Питер пропустил это мимо ушей и продолжал в том же духе.

– Она такая милая, Дженни. Правда, такая милая. В эти выходные я все никак не мог поверить, что это правда.

– Это весьма и весьма реально. – Она слышала свой собственный голос, сухой тон. Удивительно, но она сохраняла холодное спокойствие.

«Почему я выслушиваю этого человека? Я должна повесить трубку. Я слишком вежлива».

– Много воды утекло с той поры.

– Девятнадцать лет. Чего же ты ждешь?

– Ну, я действительно не ожидал того, что случилось.

– Как и я, уверяю тебя.

– Ты кажешься такой сердитой, Дженни.

– Неужели я должна трепетать от радости?

– Во всем этом есть что-то радостное, знаешь.

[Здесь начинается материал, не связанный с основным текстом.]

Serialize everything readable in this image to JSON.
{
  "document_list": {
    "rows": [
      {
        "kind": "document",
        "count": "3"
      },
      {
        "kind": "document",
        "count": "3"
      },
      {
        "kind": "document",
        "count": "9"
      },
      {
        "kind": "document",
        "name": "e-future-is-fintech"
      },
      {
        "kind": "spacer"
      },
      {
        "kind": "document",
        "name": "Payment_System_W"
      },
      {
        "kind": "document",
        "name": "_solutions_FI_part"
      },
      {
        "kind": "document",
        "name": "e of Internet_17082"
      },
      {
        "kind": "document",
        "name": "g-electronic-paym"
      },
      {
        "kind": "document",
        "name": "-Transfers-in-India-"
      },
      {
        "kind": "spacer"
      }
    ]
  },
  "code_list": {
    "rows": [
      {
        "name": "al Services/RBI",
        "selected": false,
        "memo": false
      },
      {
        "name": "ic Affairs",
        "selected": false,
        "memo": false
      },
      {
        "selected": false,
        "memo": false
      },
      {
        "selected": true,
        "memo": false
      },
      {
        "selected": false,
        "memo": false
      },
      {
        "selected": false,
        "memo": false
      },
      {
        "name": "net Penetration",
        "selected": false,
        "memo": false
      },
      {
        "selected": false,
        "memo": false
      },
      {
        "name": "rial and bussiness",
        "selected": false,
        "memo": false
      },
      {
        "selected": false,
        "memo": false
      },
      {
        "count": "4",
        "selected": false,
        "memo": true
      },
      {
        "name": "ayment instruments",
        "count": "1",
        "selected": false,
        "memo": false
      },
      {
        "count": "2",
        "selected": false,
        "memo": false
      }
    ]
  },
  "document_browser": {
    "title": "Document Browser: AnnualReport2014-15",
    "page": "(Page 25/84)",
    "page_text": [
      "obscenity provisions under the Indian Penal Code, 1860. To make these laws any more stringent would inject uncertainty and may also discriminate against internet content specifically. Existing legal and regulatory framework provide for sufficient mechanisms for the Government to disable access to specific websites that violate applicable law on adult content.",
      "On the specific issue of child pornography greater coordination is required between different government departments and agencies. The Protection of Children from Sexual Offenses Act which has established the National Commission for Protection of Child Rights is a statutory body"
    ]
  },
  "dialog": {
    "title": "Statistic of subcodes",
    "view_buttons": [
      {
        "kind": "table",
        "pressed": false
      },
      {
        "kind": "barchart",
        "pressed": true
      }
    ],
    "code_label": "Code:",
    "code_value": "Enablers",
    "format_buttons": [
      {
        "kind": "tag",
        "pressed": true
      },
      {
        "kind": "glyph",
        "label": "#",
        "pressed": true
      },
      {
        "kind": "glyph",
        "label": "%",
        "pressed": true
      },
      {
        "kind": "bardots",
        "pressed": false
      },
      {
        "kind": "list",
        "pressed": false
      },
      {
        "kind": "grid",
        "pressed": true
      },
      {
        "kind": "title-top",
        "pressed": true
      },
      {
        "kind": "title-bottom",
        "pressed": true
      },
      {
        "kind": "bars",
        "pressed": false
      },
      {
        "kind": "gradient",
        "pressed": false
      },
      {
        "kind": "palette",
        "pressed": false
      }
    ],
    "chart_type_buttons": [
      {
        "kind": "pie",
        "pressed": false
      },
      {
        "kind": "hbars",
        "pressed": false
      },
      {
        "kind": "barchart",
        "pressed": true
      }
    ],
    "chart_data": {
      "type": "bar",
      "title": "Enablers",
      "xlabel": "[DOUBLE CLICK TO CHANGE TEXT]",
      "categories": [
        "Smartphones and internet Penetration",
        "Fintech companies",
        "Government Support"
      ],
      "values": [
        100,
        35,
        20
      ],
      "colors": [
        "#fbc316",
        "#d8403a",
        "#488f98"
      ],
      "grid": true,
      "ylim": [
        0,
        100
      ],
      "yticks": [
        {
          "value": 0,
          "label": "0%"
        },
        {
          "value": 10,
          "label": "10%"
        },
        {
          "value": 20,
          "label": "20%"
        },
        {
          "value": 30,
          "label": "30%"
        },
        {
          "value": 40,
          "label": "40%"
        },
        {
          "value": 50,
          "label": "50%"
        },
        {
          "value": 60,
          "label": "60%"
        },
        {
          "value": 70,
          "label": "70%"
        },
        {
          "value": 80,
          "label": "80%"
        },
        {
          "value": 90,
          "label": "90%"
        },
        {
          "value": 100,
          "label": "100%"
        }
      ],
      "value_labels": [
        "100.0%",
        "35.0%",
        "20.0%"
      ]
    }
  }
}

– Слава Богу, что хоть ты рад.

– Мне бы хотелось помочь тебе почувствовать что-то подобное. Вот почему я приехал сюда.

– Куда приехал?

– В Нью-Йорк. Я прилетел вместе с Джилл вчера вечером. Она снова приступила к занятиям, ну, а я свободен, как ветер, поэтому я решил устроить себе праздник и увидеть вас с Джилл вместе где-нибудь.

– Неужто ты превратился в альтруиста?

– Дженни, ты можешь ненавидеть меня. Пожалуйста. У тебя есть на это право. Но не переноси эту ненависть на девочку. Она так несчастна от того, что ты и знать ее не хочешь.

– Это неправда! – Спокойствие внезапно покинуло ее. – Я никогда не говорила, что не хочу этого. Я пыталась объяснить, но она не дала мне и шанса, вскочив и убежав в ярости.

– Могу представить себе. Она импульсивная или просто еще молодая, разве ты не помнишь себя молодой?

– Все слишком хорошо помню!

Установилась минутная пауза, прежде чем Питер заговорил снова.

– Джилл сказала, ты выглядишь прекрасно.